Sites are labeled by location and year, and plots are ordered by decreasing overall model-predicted incidence. The red line and regions represent the model fits—median and 95% credible interval of the expected incidence estimated by the joint posterior distribution of model parameter (excluding study specific random effects and the impact of the observation process). The black symbols are the observed incidence with the 95% credible intervals after adjusting for the observation process: surveillance type (active/augmented passive versus passive surveillance), the participation rate, and blood culture sensitivity. Only studies that reported age-specific incidence are featured here.
Fig 5
Fig 5. Observed versus model-predicted incidence.
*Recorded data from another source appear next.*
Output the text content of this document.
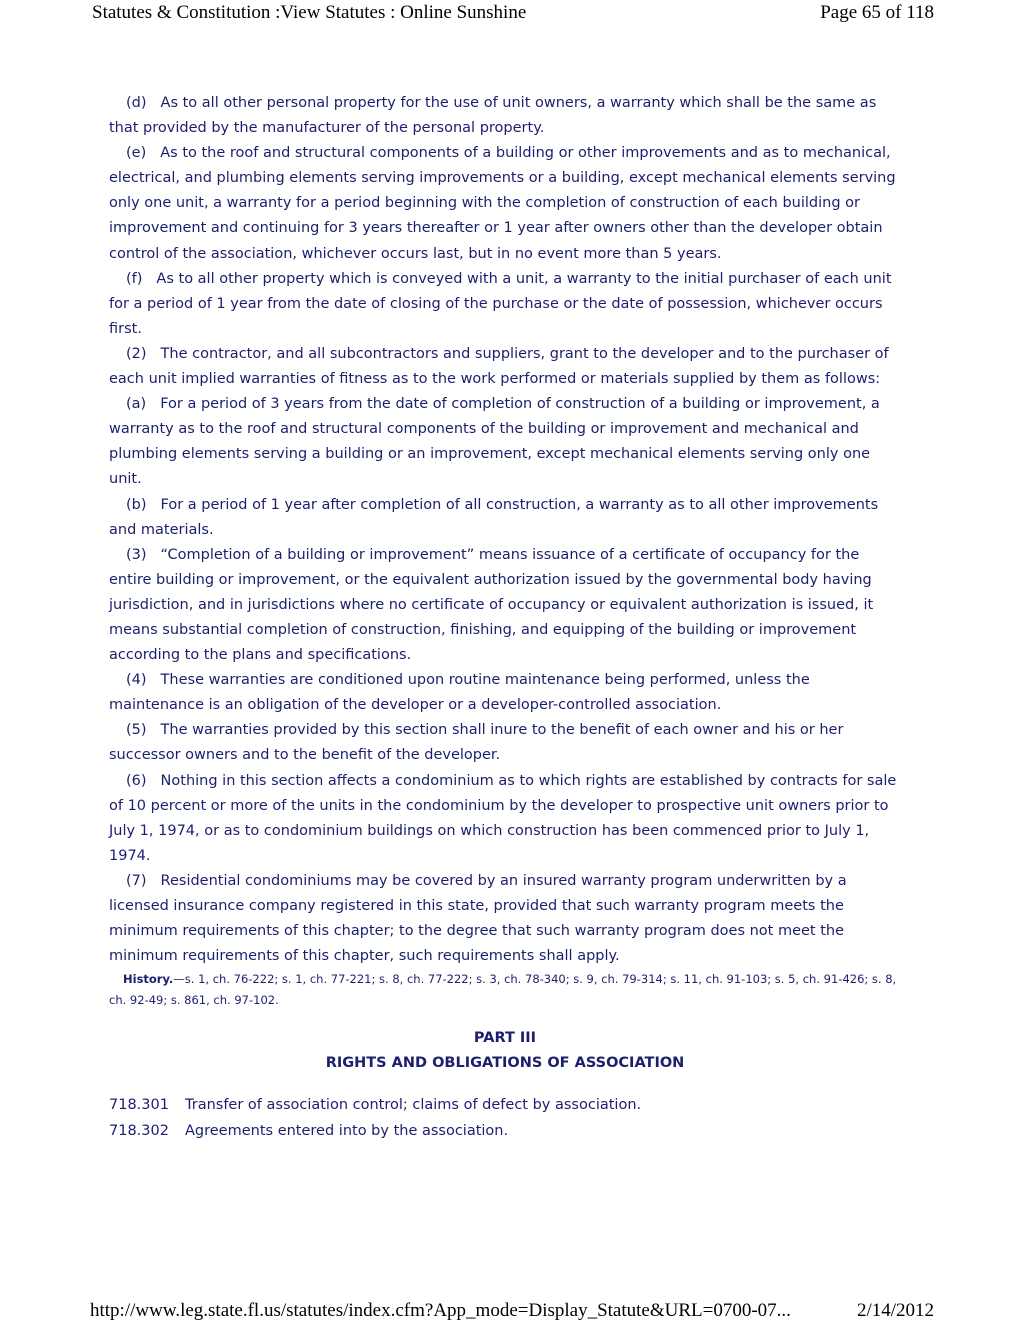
Statutes & Constitution :View Statutes : Online Sunshine	Page 65 of 118

(d) As to all other personal property for the use of unit owners, a warranty which shall be the same as that provided by the manufacturer of the personal property.

(e) As to the roof and structural components of a building or other improvements and as to mechanical, electrical, and plumbing elements serving improvements or a building, except mechanical elements serving only one unit, a warranty for a period beginning with the completion of construction of each building or improvement and continuing for 3 years thereafter or 1 year after owners other than the developer obtain control of the association, whichever occurs last, but in no event more than 5 years.

(f) As to all other property which is conveyed with a unit, a warranty to the initial purchaser of each unit for a period of 1 year from the date of closing of the purchase or the date of possession, whichever occurs first.

(2) The contractor, and all subcontractors and suppliers, grant to the developer and to the purchaser of each unit implied warranties of fitness as to the work performed or materials supplied by them as follows:

(a) For a period of 3 years from the date of completion of construction of a building or improvement, a warranty as to the roof and structural components of the building or improvement and mechanical and plumbing elements serving a building or an improvement, except mechanical elements serving only one unit.

(b) For a period of 1 year after completion of all construction, a warranty as to all other improvements and materials.

(3) “Completion of a building or improvement” means issuance of a certificate of occupancy for the entire building or improvement, or the equivalent authorization issued by the governmental body having jurisdiction, and in jurisdictions where no certificate of occupancy or equivalent authorization is issued, it means substantial completion of construction, finishing, and equipping of the building or improvement according to the plans and specifications.

(4) These warranties are conditioned upon routine maintenance being performed, unless the maintenance is an obligation of the developer or a developer-controlled association.

(5) The warranties provided by this section shall inure to the benefit of each owner and his or her successor owners and to the benefit of the developer.

(6) Nothing in this section affects a condominium as to which rights are established by contracts for sale of 10 percent or more of the units in the condominium by the developer to prospective unit owners prior to July 1, 1974, or as to condominium buildings on which construction has been commenced prior to July 1, 1974.

(7) Residential condominiums may be covered by an insured warranty program underwritten by a licensed insurance company registered in this state, provided that such warranty program meets the minimum requirements of this chapter; to the degree that such warranty program does not meet the minimum requirements of this chapter, such requirements shall apply.

History.—s. 1, ch. 76-222; s. 1, ch. 77-221; s. 8, ch. 77-222; s. 3, ch. 78-340; s. 9, ch. 79-314; s. 11, ch. 91-103; s. 5, ch. 91-426; s. 8, ch. 92-49; s. 861, ch. 97-102.

PART III

RIGHTS AND OBLIGATIONS OF ASSOCIATION

718.301	Transfer of association control; claims of defect by association.
718.302	Agreements entered into by the association.
http://www.leg.state.fl.us/statutes/index.cfm?App_mode=Display_Statute&URL=0700-07...	2/14/2012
(A) Posterior predictions from the null model, which only adjusts for age and the observation process. (B) Posterior predictions from the model using fixed effects for the predictors. (C) Leave-3-out validation results. The gray markers represent the density of model-predicted posterior distributions of incidence, while the red dots represent the median posterior predicted incidence. The size of the red circular markers is proportional to the number of person-years of observation in each study. All predictions are of the mean incidence and were generated using only the fixed-effect terms of the model, and hence do not account for unmeasured location-specific differences, e.g. in healthcare-seeking behavior.
Fig 6
Fig 6. Out-of-sample validation.
The observed versus predicted incidence of typhoid fever is plotted for studies in the Typhoid Fever Surveillance in Africa Program (TSAP) using a model estimated from previously published data identified in our literature review. The numbers represent the median posterior predicted incidence for each TSAP site: 1- Nioko II, Burkina Faso. 2 –Polesgo, Burkina Faso. 3 –Ashanti Akim North, Ghana. 4 –Bandim, Guinea Bissau. 5 –Kibera, Kenya. 6 –Antananarivo, Madagascar. 7 –Imerintsiatosika, Madagascar. 8 –Moshi rural, Tanzania. 9 –Moshi urban, Tanzania. The gray markers represent the density of model-predicted posterior distributions of incidence. The gray horizontal lines represent 95% confidence intervals for the observed incidence.
Fig 7
Fig 7. Model-predicted age-specific incidence per 100,000 person-years.
The median posterior predicted incidence per 100,000 person-years in each of the age groups (<2 years, 2–4 years, 5–14 years, and ≥15 years) is mapped for all low- and middle-income countries (LMICs) with a resolution of 0.1 degrees.
Fig 8
Fig 8. Probability that each location falls into one of four incidence categories: <10, 10-<100, 100-<500, and ≥500 cases per 100,000 person-years, designated as low, medium, high, and very high incidence, respectively.